While the population is pushing 200 million, Nigeria is estimated to overtake the United States by 2050. If the country continues to grow at its present rate, 1 billion people will live on land half the size of Alaska by 2021. The forecast spells disaster. The economy cannot support these numbers since more people already live in extreme poverty here than in any other country.

The timing of the UHC adoption provides the perfect opportunity for Buhari’s government to facilitate women-led conversations around reproductive health care. It is time for Africa as a whole to look inward and ask why 93 percent of our women live in countries where safe abortions are restricted. Countries like Zambia, South Africa, Tunisia, and Cape Verde have removed restrictions and also have relatively low maternal mortality rates, with Zambia’s declining year-to-year. Denying women the right to safe abortions pushes many to their deaths. Despite the cost of ignoring the Global Gag Rule, it is arguably more costly for Buhari to stand with the United States and ignore the evidence that Nigerian women will continue to opt for abortion, risk their lives, risk jail terms, and earn societal ostracization.

It is commendable that the Nigerian government has stepped up since US funds were reduced. The government has increased funding to local UNFPA, for example. It’s the way to go: Homegrown solutions are the only sustainable responses to Nigerian population and reproductive health issues. But there is more work to be done. “Nigeria is a middle-income country, and we are hoping that as the economy improves, the government will pick and will eventually fully take over contraceptive procurement,” Dr. Eugene Kongnyuy, UNFPA resident representative told Devex, a development publication, earlier this year.

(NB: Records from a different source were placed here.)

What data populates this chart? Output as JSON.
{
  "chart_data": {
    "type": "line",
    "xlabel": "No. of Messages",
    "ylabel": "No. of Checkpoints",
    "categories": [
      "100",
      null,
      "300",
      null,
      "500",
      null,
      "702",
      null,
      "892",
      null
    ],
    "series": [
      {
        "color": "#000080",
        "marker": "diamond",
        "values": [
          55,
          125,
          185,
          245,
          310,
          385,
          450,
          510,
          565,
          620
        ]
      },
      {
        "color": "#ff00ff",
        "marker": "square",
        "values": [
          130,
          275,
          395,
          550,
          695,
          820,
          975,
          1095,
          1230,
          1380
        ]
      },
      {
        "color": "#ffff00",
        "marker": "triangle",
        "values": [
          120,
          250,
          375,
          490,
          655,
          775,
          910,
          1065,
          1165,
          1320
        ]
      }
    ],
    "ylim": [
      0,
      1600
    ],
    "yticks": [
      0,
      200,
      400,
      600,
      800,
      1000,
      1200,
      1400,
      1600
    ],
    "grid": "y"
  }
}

But there is more work to be done, including appointing more women to leadership roles to ensure representation. Only 27 of 469 Nigerian parliamentarians are women. It may be too much to ask for outright removal of the abortion ban, but surely it is not too much to provide spaces for discussions on women’s reproductive health — discussions that must involve women.

By 2023, when countries report back on UHC, Nigeria should be clear on why Nigerian women opt for abortions, and we should be working toward providing policies and infrastructure to that effect. We should focus on dispelling cultural myths around family planning to make it more accessible. We should educate men — without whom no pregnancy would happen — about sexual and reproductive issues and strengthen legal systems that will prosecute sexual offenses effectively. And we should be clear with the United States and the other 18 UN nations that objected to the UHC, that Nigeria will not compromise when it comes to our women and our girls. In 2020, women deserve that and more.

Shola Lawal is the 2019 Elizabeth Neuffer Fellow at the International Women’s Media Foundation and a research fellow at MIT’s Center for International Studies.